If the line is parallel to the vector v = < -2,1,3>, what is the equation of the plane containing L and the point B = (-2,3,1)

A) - x + y + z = 6
B) 3x - 2y - z = 4
C) x + 6y -11z = 5
D) x + 5y - z = 12
E) 2x + 10y - 19z = 7

I know we can get the equation of the line because we have a point on the line and a vector parallel

So x = xo + at, y = yo + bt , z = zo + ct

x = -2 + -2t
y = 3 + t
z = 1 + 3t

I know the equation of a plane is a(x - xo) + b(y - yo) + c(z - zo) = 0. But the vector here <a,b,c> has to be normal to the plane...
Can someone help figure out how i find the answer

 

[Mark44]

If the line is parallel to the vector v = < -2,1,3>, what is the equation of the plane containing L and the point B = (-2,3,1)

A) - x + y + z = 6
B) 3x - 2y - z = 4
C) x + 6y -11z = 5
D) x + 5y - z = 12
E) 2x + 10y - 19z = 7

I know we can get the equation of the line because we have a point on the line and a vector parallel

So x = xo + at, y = yo + bt , z = zo + ct

x = -2 + -2t
y = 3 + t
z = 1 + 3t

I know the equation of a plane is a(x - xo) + b(y - yo) + c(z - zo) = 0. But the vector here <a,b,c> has to be normal to the plane...
Can someone help figure out how i find the answer

This is a tricky question. If all you know is a point on a plane and a vector that is parallel to a line that lies in the plane, there is not enough information to specify a unique plane.

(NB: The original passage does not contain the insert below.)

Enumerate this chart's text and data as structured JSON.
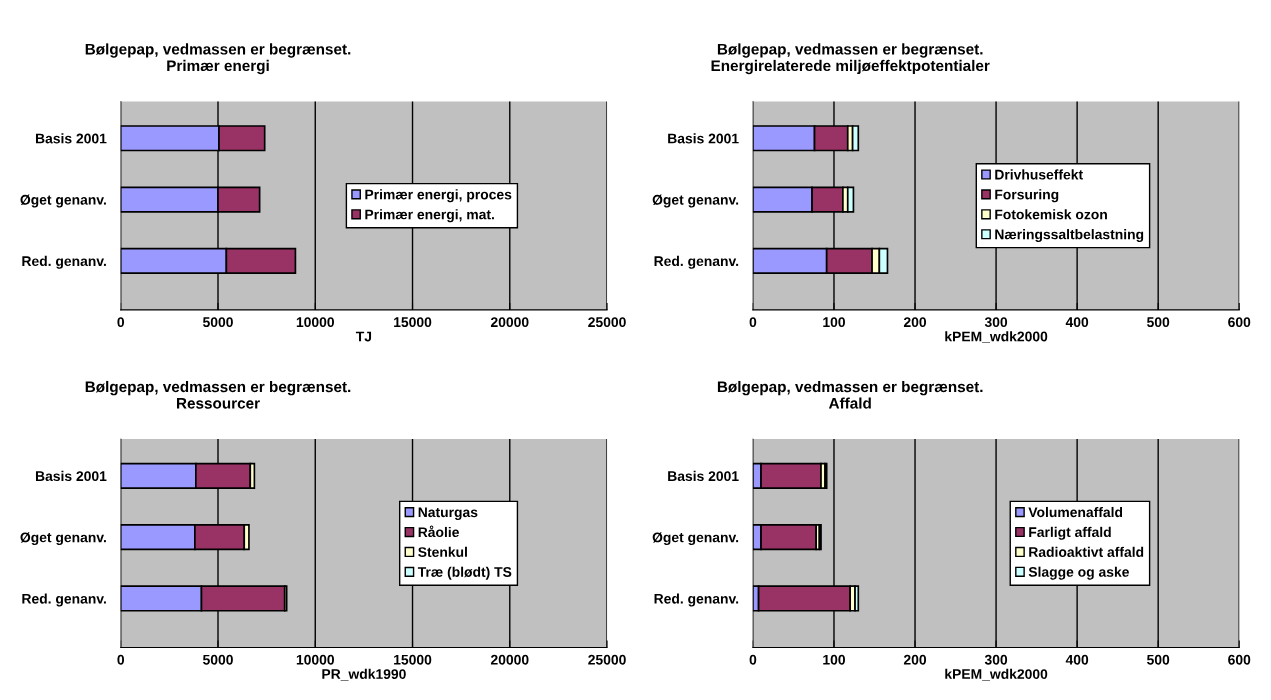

However, since they give you the equations of 5 planes, then what you need to do is pick the one (if any) that works.

For each of the 4 planes that contains the given point (one plane doesn't), calculate the normal vector, and dot it with the direction vector of the line. If the result is 0, this means that the direction vector is perpendicular to the normal vector, so must lie in the plane. If the dot product isn't zero, the given line can't lie in the plane.

That's what I would do. I haven't worked it all the way through, so I can't say whether any of the given planes works.